On a social media app called Vine, they called her names. They made fun of her glasses. Her braces. Her weight.

“Instead of it being in person, it was all online so everybody could read it,” Martinez said of the humiliation.

According to a 2018 Pew Research Center survey, 59 percent of teens have been the target of cyberbullying and 42 percent of those teens said that they were called offensive names.

About 60 percent of teens who were cyberbullied think that parents are doing a good job in addressing these issues of harassment online, but the remaining 40 percent feel that parents are not doing enough, the survey shows.

But programs and an app under development might offer solutions for parents and teens.

Martinez kept silent about the cyberbullying around her family and friends. Her parents had no clue.

“She had tons of friends,” said Johnny Martinez, Grace’s father. “Her personality was really outgoing, her grades were excellent. So a lot of those warning signs just never really applied to her.”

Grace Martinez had a close friend who noticed the changes in her behavior, and that she always wore long sleeves. The friend alerted a school counselor. The teamwork between her school faculty and her parents accelerated her healing.

A 2018 Pew Research Center survey, 59 percent of teens have been the target of cyberbullying and 42 percent of those teens said that they were called offensive names. /Photo by Julie Schoening, the Parent’s Union/Creative Commons

“They got me help. It was huge because it really did turn my life around,” she said.

“Instead of reacting negatively to it, we made an anti-bullying assembly with that teacher, my vice principals, some friends and the Phoenix Police Department. So instead of it making me feel less than who I was, I made it into something positive.”

The technology that spawned cyberbullying might provide another solution.

Arizona State University researchers are giving parents a tool to monitor their child’s social media presence and identify cyberbullying. After creating an app to stop bullies on Facebook, the BullyBlocker team of researchers and students are moving the concept to Instagram.

The ActionPoint app is being designed to help improve parent and teen communication and alert parents to problems.

Researchers say the app is based on a machine-learning model that automatically analyzes words and additional social network information to predict future instances of cyberbullying.

Yasin Silva, an associate professor at ASU, said teens and parents can learn from an app like ActionPoint.

“These apps will engage parents and teenagers,” said Silva, who works in the university’s school of mathematical and natural sciences.
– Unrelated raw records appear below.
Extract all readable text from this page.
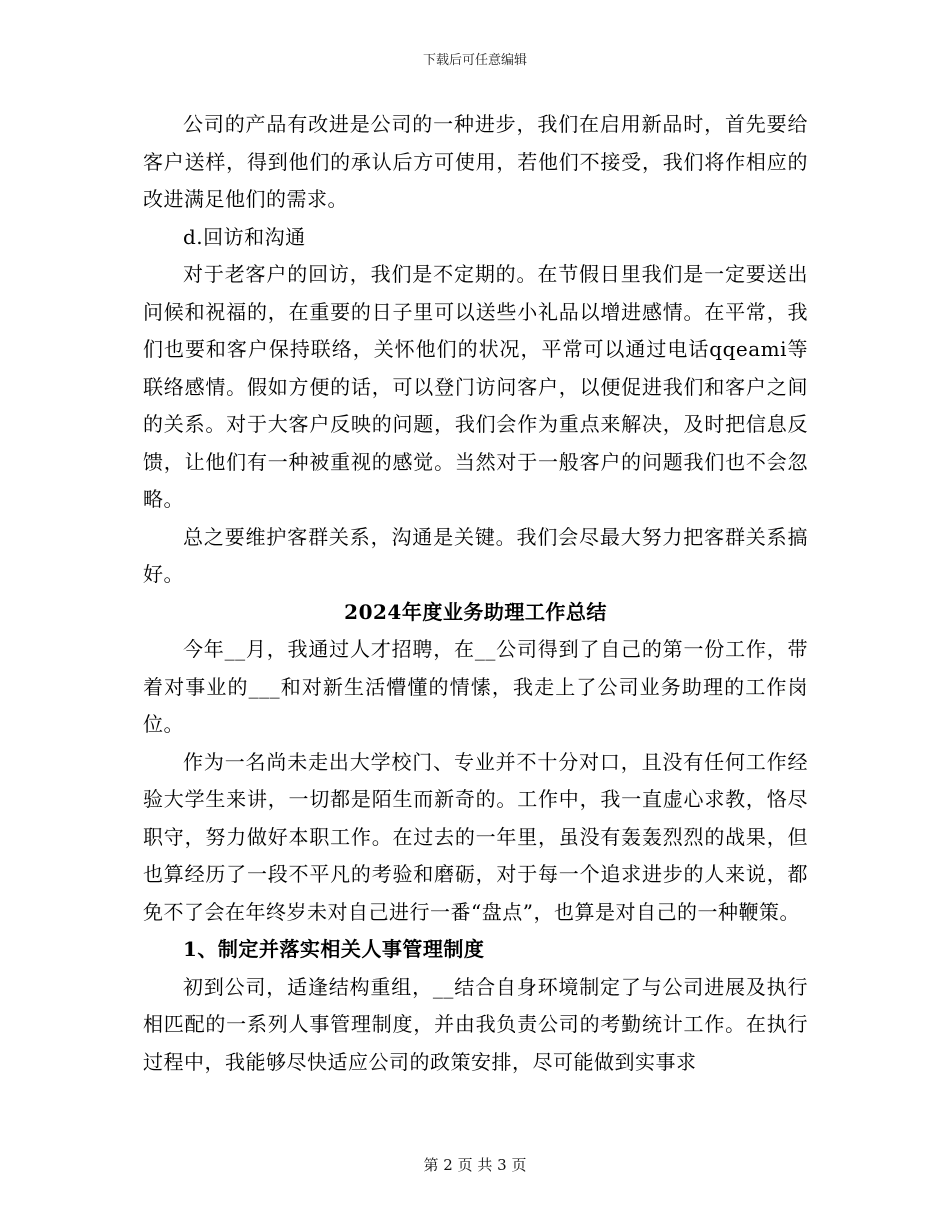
下载后可任意编辑

公司的产品有改进是公司的一种进步，我们在启用新品时，首先要给客户送样，得到他们的承认后方可使用，若他们不接受，我们将作相应的改进满足他们的需求。

d.回访和沟通

对于老客户的回访，我们是不定期的。在节假日里我们是一定要送出问候和祝福的，在重要的日子里可以送些小礼品以增进感情。在平常，我们也要和客户保持联络，关怀他们的状况，平常可以通过电话qqeami等联络感情。假如方便的话，可以登门访问客户，以便促进我们和客户之间的关系。对于大客户反映的问题，我们会作为重点来解决，及时把信息反馈，让他们有一种被重视的感觉。当然对于一般客户的问题我们也不会忽略。

总之要维护客群关系，沟通是关键。我们会尽最大努力把客群关系搞好。

2024年度业务助理工作总结

今年__月，我通过人才招聘，在__公司得到了自己的第一份工作，带着对事业的___和对新生活懵懂的情愫，我走上了公司业务助理的工作岗位。

作为一名尚未走出大学校门、专业并不十分对口，且没有任何工作经验大学生来讲，一切都是陌生而新奇的。工作中，我一直虚心求教，恪尽职守，努力做好本职工作。在过去的一年里，虽没有轰轰烈烈的战果，但也算经历了一段不平凡的考验和磨砺，对于每一个追求进步的人来说，都免不了会在年终岁未对自己进行一番“盘点”，也算是对自己的一种鞭策。

1、制定并落实相关人事管理制度

初到公司，适逢结构重组，__结合自身环境制定了与公司进展及执行相匹配的一系列人事管理制度，并由我负责公司的考勤统计工作。在执行过程中，我能够尽快适应公司的政策安排，尽可能做到实事求

第 2 页 共 3 页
They can “learn together about identifying instances of cyberbullying and other types of cyber harassment in these networks.”

Instagram recently added anti-cyberbullying tactics, announced by Adam Mosseri, the head of Instagram.

“We are committed to leading the industry in the fight against online bullying, and we are rethinking the whole experience of Instagram to meet that commitment,” Mosseri said in an Instagram post earlier this week.

The new feature notifies people when their comment may be considered offensive before it’s posted, allowing users to reflect on their harmful comment before pushing “post.”

Another part of the feature protects accounts from unwanted interactions. It allows only the cyberbully and their target to see the harmful comments unless the target approves the comment.

Johnny Martinez says that he likes the concept of an app but advises parents to take other actions to reduce cyberbullying.

“I feel like parents still need to continue to be pretty well involved in and hypervigilant when it comes to the social media that the kids are looking at,” Martinez said.

He recommends that parents talk everyday with their kids to see how they are doing. He believes if had done that consistently with his daughter he would have noticed early warning signs.

Grace Martinez is now a student ambassador for Speak Up, Stand Up, Save a Life, an annual conference in the Phoenix area that spreads awareness about bullying and suicide and educates teens about their online presence.

“I hope you are in a better place,” Martinez says of her former bullies. “Your words don’t matter to me because I am out here growing – I’m out here doing so much about it.”